The Centers for Disease Control and Prevention (CDC) requires strict adherence to the standard, contact precautions, and airborne plus eye protection for the care of patients with or under investigation for COVID-19.
The Scarcity of PPE
With the continued soaring numbers of COVID-19 cases, front-line medical workers are in distress as PPE shortages currently pose a huge challenge to the US healthcare system. Consequently, many healthcare workers have cried foul as they are forced to deploy creative yet desperate and often inadequate strategies to improvise alternatives for face masks, gowns, gloves, respirators, and eye protection, despite their unfounded efficacy.

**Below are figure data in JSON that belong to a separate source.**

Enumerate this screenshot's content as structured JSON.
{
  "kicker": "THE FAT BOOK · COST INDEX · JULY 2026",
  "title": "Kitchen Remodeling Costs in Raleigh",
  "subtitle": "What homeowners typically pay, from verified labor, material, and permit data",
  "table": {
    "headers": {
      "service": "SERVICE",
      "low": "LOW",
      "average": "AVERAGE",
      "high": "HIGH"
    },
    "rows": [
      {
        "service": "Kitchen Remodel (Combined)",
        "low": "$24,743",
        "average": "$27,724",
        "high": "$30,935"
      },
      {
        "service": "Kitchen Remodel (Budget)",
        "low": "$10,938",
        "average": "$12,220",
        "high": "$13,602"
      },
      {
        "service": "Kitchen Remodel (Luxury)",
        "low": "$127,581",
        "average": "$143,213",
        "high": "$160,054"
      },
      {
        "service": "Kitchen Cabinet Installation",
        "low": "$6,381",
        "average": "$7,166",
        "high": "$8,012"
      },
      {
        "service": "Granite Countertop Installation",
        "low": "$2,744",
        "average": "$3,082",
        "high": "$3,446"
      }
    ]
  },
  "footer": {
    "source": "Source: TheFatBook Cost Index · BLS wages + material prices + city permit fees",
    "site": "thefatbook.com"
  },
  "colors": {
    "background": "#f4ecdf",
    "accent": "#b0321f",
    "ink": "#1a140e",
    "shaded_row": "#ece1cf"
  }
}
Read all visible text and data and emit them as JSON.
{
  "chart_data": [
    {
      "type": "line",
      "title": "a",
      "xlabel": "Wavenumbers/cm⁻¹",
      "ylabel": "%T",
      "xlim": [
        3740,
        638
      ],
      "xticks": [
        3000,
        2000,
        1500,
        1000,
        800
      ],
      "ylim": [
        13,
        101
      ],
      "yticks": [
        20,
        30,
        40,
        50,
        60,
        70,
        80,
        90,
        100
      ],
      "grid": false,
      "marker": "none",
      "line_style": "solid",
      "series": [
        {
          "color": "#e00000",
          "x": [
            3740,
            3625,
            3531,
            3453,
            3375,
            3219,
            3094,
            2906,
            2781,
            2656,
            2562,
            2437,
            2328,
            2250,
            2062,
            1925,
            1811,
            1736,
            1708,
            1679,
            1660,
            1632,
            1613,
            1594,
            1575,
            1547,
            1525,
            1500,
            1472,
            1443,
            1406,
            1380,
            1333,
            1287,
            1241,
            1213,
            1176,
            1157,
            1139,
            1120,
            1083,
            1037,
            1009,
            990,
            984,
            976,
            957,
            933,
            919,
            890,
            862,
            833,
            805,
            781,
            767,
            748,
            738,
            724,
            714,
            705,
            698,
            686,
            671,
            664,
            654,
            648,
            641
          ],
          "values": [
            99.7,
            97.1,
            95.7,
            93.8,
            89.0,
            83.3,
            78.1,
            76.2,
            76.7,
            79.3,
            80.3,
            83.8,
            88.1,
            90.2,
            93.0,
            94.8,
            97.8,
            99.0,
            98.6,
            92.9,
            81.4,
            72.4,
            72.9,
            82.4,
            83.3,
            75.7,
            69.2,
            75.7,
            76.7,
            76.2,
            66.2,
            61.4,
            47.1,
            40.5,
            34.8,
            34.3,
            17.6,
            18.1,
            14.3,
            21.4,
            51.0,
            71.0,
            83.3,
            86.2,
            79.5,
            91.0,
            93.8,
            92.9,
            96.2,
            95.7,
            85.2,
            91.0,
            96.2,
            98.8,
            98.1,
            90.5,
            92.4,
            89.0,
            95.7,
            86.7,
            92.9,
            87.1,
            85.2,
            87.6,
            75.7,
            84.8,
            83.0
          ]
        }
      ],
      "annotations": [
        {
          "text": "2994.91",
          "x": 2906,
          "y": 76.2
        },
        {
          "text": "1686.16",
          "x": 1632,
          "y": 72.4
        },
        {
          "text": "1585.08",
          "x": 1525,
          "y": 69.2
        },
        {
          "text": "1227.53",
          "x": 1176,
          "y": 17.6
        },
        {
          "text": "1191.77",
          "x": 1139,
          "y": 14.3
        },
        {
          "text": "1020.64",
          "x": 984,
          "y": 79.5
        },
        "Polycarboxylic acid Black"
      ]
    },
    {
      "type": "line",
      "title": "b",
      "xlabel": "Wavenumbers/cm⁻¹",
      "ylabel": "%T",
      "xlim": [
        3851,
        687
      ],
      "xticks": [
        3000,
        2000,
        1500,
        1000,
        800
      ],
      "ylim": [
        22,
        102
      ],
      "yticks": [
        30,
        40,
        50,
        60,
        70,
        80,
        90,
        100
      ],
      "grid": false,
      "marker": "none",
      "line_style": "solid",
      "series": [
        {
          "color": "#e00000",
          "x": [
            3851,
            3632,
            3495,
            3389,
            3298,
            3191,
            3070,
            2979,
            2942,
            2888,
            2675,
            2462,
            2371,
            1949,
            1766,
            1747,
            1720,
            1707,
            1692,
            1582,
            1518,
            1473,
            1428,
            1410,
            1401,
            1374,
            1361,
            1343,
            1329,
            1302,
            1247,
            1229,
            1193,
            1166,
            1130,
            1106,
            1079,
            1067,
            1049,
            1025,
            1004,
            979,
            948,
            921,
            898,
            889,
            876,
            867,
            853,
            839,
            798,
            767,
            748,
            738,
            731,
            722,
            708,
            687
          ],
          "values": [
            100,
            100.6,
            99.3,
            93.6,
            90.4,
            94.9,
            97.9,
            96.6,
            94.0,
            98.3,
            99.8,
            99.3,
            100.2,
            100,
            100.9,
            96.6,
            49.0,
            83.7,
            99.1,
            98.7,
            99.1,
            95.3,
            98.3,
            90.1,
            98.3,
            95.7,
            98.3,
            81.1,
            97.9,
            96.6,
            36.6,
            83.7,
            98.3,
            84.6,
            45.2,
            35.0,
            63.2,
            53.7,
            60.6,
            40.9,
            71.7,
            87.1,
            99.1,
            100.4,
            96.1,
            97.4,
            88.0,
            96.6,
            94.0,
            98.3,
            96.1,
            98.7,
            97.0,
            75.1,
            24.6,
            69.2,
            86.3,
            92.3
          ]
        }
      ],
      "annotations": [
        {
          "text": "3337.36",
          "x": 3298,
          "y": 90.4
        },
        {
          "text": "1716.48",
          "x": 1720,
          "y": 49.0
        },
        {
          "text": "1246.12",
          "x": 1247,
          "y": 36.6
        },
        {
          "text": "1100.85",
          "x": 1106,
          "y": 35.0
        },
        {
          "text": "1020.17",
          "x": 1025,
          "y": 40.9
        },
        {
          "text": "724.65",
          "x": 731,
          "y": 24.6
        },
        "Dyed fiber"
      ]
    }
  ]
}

Some of them have even had to wear homemade masks, like bandanas and scarves, as alternatives. While these measures may be better than using nothing, in a healthcare setting, these alternatives are no substitute for the protective equipment that frontliners need to stay safe and meet surging patient demand. Although these kinds of alternatives are recommended to keep up with an influx of patients, in an absence of the correct PPE and are outlined in the guidance issued by the US Centers for Disease Control and Prevention, caution should be applied when considering these options. Ideally, homemade masks should only be used with eye goggles and a face shield that covers the whole face, if no alternative (i.e. correct and proven PPE) is available.
Considering all of the new pushes, at the State and Federal level, to reopen the country, and the absence of clear and standardardized guidelines and safeguards for the workplace, coupled with our continued poor understanding of the prevalence of this infection in our communities, it is clear that the COVID-19 surges around the country will not be stopping anytime soon. Despite all of our attempts to acquire PPE and support our frontliners, we are now faced with a heartbreaking reality: it still is not enough!
The crisis in the healthcare system across the United States continues to mount and our doctors, nurses and allied health professionals are being pushed to their breaking points. Resources are still limited in more places than we would like to admit and there continues to be too many sick patients and too few frontliners with adequate PPE to treat these patients.
It is also important to understand that this PPE crisis highlights the probable risk of putting our front liners at risk for SARS-Cov-2 infection and COVID-19 infection; even as we all rely on them, now more than ever, to curb the outbreak. This situation does not only threaten our health care workers’ well-being but it also imperils our US health care capacity and communities, at large. In fact, now is the time that we need to scale up our medical manpower to effectively confront the rise of coronavirus cases before we incite the second wave of infections.